Sezary syndrome

Author:  Manisha Goel; Moe Takeda, MD; Girish Venkataraman, MD, MBBS; Dilshad Dhaliwal, M.D, 08/06/2020
Category: Lymphoma: Mature T and NK cell lymphoproliferations > Mature T-cell Leukemias > Sezary Syndrome
Published Date: 05/28/2021

A 66-year-old man presented with a persistent pruritic rash. He had an extensive history of cutaneous neoplasms including actinic keratosis, basal cell carcinoma, and low grade melanoma. The rash initially started as few red lesions on his head and face, quickly spreading throughout his body, consistent with eryrthroderma. Mild bilateral axillary and inguinal lymphadenopathy was demonstrated on PET/CT. Complete blood counts showed leukocytosis (31,500/μl) with 67% circulating atypical cells along with a normal hemoglobin and platelet count. Classic morphology of these atypical lymphoid cells, definite flow cytometry findings and presence of underlying monoclonal T cell population helped establish the diagnosis of Sezary syndrome. 
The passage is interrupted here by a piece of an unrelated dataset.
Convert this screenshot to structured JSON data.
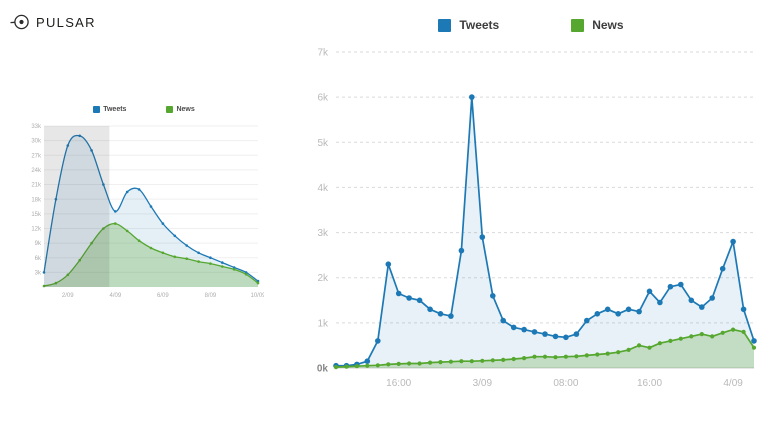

The clinical images below show an widespread cutaneous involvement, Sezary cells in peripheral blood, and flow cytometry plots showing an abnormal T-cell population, consistent with the diagnosis of Sezary syndrome.  

Learning points: ​

  1. Sezary syndrome is classically defined as a triad of
    • erythroderma
    • generalized lymphadenopathy,
    • and presence of clonal neoplastic  CD4+T-cells in the skin, lymph nodes, and peripheral blood. 
  2. Cell of origin- T helper cell ( T follicular cell)
  3. Circulating atypical lymphoid cells show prominent clefting and convolution of nuclei, referred to as cerebriform morphology, is a main morphological clue to the diagnosis of Sezary syndrome. 
  4. An expanded CD4+ T cell population with CD4:CD8 ratio >10 , loss of CD7 and/or CD26 in the CD4 T-cells are the typical aberrations detected on flow cytometry. 
  5. Hallmark of skin biospies is Epidermotropism (neoplastic CD4+ T lymphocytes in epidermis) with formation of Pautrier's microabscesses.
  6. Main Differential Diagnosis for Sezary Syndrome is Adult T-cell Leukemia/Lymphoma (ATLL) due to similar presentation including widespread lymphadenopathy, cutaneous lesions and involvement of peripheral blood. Additionally, CD4 T-cell immunophenotype with loss of CD7 is observed in ATLL as well.
  7. Following points help in distinguishing ATLL from SS: 
    •  Malignant cells in ATLL are typically characterized as 'flower cells’ with multiple nuclear convolutions and lobes (as opposed to cells with cerebriform and clefted nuclei in SS).  
    • Clonal proliferation of lymphocytes in ATLL is linked etiologically to human T-cell lymphotropic virus (HTLV)-1. 
    • Presence of bone lesions and hypercalcemia, high levels of CD25 are seen particularly in acute variant of ATLL.
Figure 1: Clinical image

Note the widespread redness and scaling of skin, consistent with erythroderma, a characteristic feature of Sezary syndrome. Patients often experience persistent itching.

Figure 2: Peripheral blood smear

Note the medium-sized atypical lymphoid cells (Sezary cells) with convoluted (Top left image), cerebriform (Top right image) and clefted nuclei (Bottom image).

Figure 3: Flow plots-CD4 versus CD8

Flow cytometry on peripheral blood demonstrating an expanded population of CD4 T-cells (green population) with significantly increased CD4/CD8 ratio of 46:1 (>10:1). 

Figure 4: Flow plots- CD7 vs CD26

The plot on the left shows abnormal CD4+ T-cell population (green population) that is negative for CD7 whereas the normal CD8+ T-cells (red population) are positive for CD7 expression. 

The plot on the right shows that the abnormal CD4+ T-cell population (green population) is additionally negative for CD26 expression.